When the invitation came, the mother shrieked. The daughter turned to Google.
Roger Waters needed a children's chorus from Patel Conservatory to accompany him during an upcoming concert in Tampa.
"Oh, my God, Pink Floyd was so big," Toni Morrison's mother told her.
The Internet confirmed this, and 12-year-old Toni loaded The Wall onto her iPod.
Sixteen music students will share the stage Tuesday with Roger Waters, a former leader of the British rock band. The preteens and teens — many of whom were unfamiliar with the iconic musician until last week — will chime in for one song.
We don't need no education. We don't need no thought control.
"There's a lot of irony there," said Stephanie Morrison, Toni's mother. Toni is in the International Baccalaureate program at Williams Magnet Middle School.
"She started singing it very powerfully, and I said, 'No, you need an education, thank you.' "
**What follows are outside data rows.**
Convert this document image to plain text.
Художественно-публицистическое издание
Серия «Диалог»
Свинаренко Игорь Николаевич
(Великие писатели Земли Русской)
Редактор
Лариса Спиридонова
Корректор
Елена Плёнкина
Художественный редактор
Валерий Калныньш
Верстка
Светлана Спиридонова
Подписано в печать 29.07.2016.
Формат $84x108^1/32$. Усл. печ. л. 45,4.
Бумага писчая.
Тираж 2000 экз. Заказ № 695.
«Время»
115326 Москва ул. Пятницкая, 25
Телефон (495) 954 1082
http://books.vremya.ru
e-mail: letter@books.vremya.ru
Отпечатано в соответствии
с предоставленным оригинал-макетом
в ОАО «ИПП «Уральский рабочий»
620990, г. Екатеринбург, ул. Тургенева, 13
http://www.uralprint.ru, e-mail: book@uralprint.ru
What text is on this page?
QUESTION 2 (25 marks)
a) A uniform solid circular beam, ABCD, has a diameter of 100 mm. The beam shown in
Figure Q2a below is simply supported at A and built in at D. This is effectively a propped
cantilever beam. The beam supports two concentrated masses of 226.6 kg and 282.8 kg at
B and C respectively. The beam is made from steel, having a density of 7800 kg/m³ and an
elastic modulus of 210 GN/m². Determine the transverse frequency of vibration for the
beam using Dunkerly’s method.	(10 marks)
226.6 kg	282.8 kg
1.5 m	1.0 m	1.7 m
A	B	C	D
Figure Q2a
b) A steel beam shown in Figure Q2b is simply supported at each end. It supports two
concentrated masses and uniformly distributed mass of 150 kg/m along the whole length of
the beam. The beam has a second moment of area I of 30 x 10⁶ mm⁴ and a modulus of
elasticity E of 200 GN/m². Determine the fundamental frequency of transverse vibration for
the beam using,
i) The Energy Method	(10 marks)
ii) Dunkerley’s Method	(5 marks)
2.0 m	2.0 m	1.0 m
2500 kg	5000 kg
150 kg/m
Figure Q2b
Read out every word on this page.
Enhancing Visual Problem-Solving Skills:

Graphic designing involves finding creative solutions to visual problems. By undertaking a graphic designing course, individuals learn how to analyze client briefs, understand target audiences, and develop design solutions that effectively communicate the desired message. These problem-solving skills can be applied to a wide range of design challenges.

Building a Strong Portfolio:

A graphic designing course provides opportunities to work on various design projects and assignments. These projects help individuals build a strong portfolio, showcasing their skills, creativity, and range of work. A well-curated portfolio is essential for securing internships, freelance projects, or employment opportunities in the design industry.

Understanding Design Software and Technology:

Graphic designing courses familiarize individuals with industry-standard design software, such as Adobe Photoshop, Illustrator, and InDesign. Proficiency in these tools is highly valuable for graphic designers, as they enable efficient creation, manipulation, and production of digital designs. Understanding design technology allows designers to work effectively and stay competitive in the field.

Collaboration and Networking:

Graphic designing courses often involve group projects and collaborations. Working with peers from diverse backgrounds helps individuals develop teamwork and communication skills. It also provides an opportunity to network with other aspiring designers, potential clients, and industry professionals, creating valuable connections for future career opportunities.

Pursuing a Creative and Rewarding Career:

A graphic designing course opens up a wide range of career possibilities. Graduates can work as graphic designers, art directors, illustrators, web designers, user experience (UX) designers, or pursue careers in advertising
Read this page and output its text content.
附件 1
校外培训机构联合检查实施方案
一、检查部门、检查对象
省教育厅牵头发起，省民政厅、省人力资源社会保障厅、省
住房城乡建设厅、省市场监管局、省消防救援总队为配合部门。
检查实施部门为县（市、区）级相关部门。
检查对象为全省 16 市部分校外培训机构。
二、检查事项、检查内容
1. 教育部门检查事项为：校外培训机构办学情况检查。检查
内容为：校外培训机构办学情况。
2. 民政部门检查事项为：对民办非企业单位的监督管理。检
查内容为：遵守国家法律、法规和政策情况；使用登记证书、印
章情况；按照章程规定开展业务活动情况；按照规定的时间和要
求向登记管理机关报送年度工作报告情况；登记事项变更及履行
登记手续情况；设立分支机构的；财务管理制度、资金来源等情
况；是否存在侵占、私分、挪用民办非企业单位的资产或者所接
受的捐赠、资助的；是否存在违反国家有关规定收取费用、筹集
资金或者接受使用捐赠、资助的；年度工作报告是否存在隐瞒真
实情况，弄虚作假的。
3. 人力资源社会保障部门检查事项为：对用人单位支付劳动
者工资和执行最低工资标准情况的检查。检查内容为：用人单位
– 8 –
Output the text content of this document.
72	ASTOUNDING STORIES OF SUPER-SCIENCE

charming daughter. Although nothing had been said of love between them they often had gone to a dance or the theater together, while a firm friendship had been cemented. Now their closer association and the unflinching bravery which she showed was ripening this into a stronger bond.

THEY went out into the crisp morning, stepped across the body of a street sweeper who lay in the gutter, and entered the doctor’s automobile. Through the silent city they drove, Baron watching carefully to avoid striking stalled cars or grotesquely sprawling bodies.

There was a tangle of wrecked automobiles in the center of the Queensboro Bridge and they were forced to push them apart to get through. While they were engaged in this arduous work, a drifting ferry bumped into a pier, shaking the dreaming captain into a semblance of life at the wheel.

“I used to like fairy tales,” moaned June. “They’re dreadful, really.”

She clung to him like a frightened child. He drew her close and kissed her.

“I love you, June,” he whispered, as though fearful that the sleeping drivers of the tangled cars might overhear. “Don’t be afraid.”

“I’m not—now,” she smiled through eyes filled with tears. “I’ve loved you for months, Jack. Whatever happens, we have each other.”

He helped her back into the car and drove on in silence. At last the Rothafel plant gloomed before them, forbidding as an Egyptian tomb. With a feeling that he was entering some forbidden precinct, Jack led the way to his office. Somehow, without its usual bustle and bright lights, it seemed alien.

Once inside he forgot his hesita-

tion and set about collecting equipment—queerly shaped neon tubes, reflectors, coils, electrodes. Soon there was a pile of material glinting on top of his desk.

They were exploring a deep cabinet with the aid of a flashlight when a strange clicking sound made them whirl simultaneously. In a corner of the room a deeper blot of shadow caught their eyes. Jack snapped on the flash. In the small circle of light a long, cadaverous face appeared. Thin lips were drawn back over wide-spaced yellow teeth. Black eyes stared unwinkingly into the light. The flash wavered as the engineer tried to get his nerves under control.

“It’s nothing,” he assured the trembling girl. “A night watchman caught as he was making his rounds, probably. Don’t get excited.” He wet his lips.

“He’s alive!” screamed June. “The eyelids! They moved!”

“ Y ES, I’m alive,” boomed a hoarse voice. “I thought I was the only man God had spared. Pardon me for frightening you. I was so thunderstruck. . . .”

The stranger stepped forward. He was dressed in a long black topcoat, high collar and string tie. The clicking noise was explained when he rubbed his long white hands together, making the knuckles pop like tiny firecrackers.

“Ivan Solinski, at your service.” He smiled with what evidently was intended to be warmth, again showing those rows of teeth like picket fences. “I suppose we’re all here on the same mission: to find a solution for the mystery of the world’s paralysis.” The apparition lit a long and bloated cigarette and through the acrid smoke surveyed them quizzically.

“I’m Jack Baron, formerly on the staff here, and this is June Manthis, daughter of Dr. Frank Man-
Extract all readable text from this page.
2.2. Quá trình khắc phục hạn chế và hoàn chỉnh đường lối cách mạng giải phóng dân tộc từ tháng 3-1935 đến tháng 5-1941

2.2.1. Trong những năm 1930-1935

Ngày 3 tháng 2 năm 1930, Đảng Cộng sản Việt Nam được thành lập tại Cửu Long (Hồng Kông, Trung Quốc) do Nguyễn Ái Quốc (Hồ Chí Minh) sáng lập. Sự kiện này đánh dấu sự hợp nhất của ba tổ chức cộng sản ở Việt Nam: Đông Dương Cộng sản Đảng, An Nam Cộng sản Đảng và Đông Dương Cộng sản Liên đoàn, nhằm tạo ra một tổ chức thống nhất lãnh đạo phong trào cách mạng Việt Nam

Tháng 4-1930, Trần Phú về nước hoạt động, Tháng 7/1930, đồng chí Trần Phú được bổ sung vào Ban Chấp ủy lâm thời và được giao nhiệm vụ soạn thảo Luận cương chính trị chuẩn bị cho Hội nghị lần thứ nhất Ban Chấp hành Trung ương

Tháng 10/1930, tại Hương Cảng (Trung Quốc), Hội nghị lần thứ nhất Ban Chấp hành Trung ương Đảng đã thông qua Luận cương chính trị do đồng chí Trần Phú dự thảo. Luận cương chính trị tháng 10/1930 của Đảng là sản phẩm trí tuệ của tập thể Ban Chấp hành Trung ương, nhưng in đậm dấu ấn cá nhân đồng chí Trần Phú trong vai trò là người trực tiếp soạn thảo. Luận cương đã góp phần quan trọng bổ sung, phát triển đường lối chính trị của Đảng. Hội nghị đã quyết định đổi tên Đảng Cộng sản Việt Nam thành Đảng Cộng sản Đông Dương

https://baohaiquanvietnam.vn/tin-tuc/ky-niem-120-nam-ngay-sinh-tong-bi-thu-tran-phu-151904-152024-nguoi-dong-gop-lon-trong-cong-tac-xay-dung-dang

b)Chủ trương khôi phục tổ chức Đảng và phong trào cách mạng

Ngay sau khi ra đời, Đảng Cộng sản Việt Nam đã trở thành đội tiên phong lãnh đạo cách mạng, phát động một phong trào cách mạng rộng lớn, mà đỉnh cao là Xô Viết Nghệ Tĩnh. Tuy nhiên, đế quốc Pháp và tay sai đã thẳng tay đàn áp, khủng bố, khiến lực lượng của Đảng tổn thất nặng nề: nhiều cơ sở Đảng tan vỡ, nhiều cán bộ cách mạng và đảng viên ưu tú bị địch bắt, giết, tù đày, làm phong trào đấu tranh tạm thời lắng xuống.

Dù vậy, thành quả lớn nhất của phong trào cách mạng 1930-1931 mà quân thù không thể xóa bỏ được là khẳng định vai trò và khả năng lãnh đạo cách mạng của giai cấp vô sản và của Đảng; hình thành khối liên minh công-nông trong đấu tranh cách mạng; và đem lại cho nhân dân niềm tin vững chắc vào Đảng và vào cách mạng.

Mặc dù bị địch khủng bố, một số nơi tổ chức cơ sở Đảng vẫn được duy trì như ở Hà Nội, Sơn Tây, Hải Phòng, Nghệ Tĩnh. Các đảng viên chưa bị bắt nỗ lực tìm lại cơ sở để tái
But music can be timeless, each generation relating to it in different ways.
"It's always cool to stand up for what you believe in," said Jonathan Hack, chairman of the music department at the Patel Conservatory. "It's just taking back a little bit of power when you're at an age when it's easy to be overlooked."
Pink Floyd's fame has spanned decades — albeit the decades before these backup singers were born. The original group of four members formed in the late '60s, and the band — in various forms — played through the 1990s.
Waters, a songwriter, vocalist and bassist, left the group in 1985. The Wall, produced in 1979, still ranks as the third best-selling album ever in the United States, according to the Recording Industry Association of America.
The anti-education message in Another Brick in the Wall Part II may ring a little hollow when sung by today's high-achieving youth, but it's not totally archaic yet.
"Everybody feels like this at one point or another," said Samantha Wassmer, 14, one of the teens who will sing the chorus. She's in the IB Program at St. Petersburg High School, but she said that doesn't keep her from having occasional "I don't need school" thoughts.
The students practiced at home and at a rehearsal Friday, learning the chorus and simple choreography that will have them running onstage at the St. Pete Times Forum.
They'll be wearing matching T-shirts and dark jeans. It won't be like the song's music video, where schoolchildren in uniform march into a meat grinder.
"We don't need no education," sings Toni, the seventh-grader whose mother listened to Pink Floyd in high school.
Toni stops abruptly and looks serious.
"But I kind of think sometimes we do need some education sometimes," she said.